That is representing your country on the international stage. The 17-year-old son of Julie McNeill and John DesRoches of Days Corner did just that as a member of Team Canada at the 2017 world deaf hockey championships in Amherst, N.Y., recently.
“It was a good experience, and I got to play with people who have the same disabilities as I have,” said DesRoches, who underwent surgery for a cochlear implant at the age of six that allows him to partially hear.
The Grade 12 student at Three Oaks Senior High School in Summerside was thrilled to carry P.E.I.’s colours with the national team, and admitted pulling on the Canadian jersey for the first time is something he will always remember.
“I got to represent Canada, and it was one of those dreams you have to get to play for Team Canada,” beamed DesRoches. “It was a very emotional feeling.”
A hard-nosed defensive defenceman, DesRoches registered one goal and two assists in five games. Canada went a perfect 4-0 (won-lost) in the round robin, before the United States avenged a 5-2 loss with a 6-3 win in the championship game.

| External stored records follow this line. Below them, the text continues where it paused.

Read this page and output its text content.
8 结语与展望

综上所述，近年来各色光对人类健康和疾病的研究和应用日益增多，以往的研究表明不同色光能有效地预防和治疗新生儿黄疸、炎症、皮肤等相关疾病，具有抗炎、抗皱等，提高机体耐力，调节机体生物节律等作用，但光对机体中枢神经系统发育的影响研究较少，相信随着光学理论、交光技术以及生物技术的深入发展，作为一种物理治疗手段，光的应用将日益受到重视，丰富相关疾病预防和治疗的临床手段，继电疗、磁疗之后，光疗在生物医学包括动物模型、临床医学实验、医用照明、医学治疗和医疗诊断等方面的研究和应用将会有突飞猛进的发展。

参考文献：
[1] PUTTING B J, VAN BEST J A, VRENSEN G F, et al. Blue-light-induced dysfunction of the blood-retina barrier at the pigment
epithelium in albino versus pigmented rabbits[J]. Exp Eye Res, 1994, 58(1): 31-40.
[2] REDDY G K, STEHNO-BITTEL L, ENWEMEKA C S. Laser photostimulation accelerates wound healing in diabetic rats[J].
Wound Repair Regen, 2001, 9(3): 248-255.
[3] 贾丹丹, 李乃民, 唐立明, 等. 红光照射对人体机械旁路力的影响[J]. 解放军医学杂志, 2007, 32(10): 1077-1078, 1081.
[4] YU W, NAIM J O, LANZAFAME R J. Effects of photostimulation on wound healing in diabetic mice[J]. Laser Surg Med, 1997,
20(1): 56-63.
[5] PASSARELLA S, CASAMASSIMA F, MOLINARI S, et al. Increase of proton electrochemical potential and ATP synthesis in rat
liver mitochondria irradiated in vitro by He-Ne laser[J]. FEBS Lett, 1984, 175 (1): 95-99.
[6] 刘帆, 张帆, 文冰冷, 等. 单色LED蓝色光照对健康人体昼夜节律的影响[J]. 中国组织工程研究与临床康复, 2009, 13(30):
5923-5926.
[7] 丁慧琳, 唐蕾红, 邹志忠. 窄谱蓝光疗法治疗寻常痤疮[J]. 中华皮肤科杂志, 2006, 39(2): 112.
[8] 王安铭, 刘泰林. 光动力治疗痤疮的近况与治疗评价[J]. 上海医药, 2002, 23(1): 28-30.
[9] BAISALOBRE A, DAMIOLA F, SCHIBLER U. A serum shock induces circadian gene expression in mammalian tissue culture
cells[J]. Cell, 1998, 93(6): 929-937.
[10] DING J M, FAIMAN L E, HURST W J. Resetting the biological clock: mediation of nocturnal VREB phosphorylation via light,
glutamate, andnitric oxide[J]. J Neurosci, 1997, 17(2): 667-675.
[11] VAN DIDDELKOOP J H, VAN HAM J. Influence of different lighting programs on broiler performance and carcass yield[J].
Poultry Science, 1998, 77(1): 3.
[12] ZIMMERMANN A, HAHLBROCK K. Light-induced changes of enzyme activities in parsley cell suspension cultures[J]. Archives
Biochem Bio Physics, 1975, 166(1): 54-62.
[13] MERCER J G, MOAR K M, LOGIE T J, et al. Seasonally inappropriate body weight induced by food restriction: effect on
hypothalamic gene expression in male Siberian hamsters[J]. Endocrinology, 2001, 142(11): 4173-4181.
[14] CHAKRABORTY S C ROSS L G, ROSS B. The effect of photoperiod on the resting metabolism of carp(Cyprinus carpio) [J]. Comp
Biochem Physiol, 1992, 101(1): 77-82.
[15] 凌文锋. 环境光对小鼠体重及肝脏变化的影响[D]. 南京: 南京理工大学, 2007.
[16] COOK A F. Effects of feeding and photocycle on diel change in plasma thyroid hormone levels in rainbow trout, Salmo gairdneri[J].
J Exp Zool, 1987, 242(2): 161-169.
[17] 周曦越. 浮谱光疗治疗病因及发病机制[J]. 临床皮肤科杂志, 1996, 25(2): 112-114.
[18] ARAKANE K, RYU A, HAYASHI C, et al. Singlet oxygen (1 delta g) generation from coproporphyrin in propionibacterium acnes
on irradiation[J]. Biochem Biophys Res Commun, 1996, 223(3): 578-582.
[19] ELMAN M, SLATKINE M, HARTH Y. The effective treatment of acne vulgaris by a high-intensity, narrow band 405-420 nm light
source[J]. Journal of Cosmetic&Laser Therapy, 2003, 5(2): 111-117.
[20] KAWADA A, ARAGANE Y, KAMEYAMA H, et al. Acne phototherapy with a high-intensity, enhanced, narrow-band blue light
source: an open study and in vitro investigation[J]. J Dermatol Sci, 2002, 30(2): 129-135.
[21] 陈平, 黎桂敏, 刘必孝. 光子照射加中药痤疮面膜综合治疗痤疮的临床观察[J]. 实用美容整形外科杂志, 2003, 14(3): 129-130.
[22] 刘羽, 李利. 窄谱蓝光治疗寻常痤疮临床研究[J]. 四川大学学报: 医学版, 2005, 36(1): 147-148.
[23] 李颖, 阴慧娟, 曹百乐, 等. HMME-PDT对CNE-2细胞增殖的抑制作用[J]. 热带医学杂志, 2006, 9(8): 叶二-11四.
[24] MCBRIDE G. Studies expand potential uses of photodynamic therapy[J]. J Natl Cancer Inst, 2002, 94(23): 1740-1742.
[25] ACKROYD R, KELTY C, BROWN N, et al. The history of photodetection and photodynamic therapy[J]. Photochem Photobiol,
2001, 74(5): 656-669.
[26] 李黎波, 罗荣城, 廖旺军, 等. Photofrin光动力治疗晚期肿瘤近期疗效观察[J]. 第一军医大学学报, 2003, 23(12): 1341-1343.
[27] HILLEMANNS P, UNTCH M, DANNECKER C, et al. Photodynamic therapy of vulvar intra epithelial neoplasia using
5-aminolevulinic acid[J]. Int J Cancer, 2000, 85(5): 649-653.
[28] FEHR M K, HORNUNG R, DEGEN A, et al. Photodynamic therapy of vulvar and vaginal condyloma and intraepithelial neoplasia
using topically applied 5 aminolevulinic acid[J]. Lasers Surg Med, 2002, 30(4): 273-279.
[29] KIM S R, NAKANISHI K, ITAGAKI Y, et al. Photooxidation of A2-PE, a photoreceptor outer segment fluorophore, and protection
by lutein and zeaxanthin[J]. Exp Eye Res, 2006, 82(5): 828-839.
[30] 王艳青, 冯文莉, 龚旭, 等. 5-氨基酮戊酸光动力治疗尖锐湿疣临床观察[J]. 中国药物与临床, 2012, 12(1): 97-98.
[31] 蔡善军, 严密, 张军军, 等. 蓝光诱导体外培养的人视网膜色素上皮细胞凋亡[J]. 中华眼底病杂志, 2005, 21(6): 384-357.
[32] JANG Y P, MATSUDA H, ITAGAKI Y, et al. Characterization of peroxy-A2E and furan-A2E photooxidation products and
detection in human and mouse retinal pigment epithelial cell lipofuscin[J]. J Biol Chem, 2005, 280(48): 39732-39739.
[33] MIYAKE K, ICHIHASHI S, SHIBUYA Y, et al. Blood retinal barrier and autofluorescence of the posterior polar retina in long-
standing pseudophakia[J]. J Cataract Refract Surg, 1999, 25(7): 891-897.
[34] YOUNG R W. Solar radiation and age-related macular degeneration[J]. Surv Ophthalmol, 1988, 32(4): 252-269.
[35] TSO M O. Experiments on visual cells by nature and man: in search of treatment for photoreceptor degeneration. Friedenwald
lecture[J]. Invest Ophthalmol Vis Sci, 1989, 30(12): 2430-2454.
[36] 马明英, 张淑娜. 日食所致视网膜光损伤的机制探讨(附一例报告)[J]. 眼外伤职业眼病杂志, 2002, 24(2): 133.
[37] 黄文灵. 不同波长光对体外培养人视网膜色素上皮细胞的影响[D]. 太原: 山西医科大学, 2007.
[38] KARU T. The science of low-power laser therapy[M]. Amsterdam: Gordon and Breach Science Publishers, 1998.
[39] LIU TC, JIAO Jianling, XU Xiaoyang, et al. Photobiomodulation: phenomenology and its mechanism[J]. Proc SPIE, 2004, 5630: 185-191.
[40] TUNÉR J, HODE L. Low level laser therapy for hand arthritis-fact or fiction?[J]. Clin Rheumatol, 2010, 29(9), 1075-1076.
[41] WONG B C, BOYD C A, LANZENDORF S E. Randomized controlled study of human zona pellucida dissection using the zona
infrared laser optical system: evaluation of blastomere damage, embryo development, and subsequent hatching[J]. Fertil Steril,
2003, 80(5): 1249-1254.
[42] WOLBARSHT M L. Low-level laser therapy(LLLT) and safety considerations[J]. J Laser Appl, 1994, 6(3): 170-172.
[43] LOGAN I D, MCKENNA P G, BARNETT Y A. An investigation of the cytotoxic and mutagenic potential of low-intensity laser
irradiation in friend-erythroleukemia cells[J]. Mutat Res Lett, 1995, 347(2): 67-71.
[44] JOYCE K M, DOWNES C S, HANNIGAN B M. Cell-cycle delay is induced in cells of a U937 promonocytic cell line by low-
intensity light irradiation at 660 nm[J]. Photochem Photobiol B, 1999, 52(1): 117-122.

“I am pretty happy to win silver the first time playing in the worlds,” assessed DesRoches. “I did get lots of ice time, and I am very pleased with how I played.”
The left-handed-shooting DesRoches was selected for Team Canada following an identification camp in Kitchener, Ont., in August 2016.
DesRoches, who played for the P.E.I. men’s hockey team at the 2015 Canada Winter Games, spent the first half of the 2016-17 season with the Miramichi Timberwolves of the MHL (Maritime Junior Hockey League). He rejoined the Kensington Monaghan Farms Wild of the New Brunswick/P.E.I. Major Midget Hockey League in late December for the second half. He also played the two previous seasons with the Wild, and this year marked his third straight appearance in the Atlantic major midget hockey championship.
Click here for story on brothers Jack and Charlie DesRoches having opportunity to be teammates for first time:
Calibre of play?
When asked to describe the calibre of play at the world championship, DesRoches said it was a combination between what he played in junior A and major midget.
“The hockey was similar as it is with the Wild, but guys were more physical, and there was a lot more hitting,” continued DesRoches. “It was also similar to a junior pace.”
Players as young as 16 are eligible for the world tournament, but DesRoches gained lots of experience competing against older players.
“Most of the players in their tournament were in their 20s, but there were a couple of guys in their 30s,” offered DesRoches, a draft pick of the Quebec Major Junior Hockey League’s Charlottetown Islanders. “There was one guy on Finland who was 40.”
DesRoches is eyeing a return to the world deaf hockey championships, and he has his eyes set on competing in the Deaf Olympics.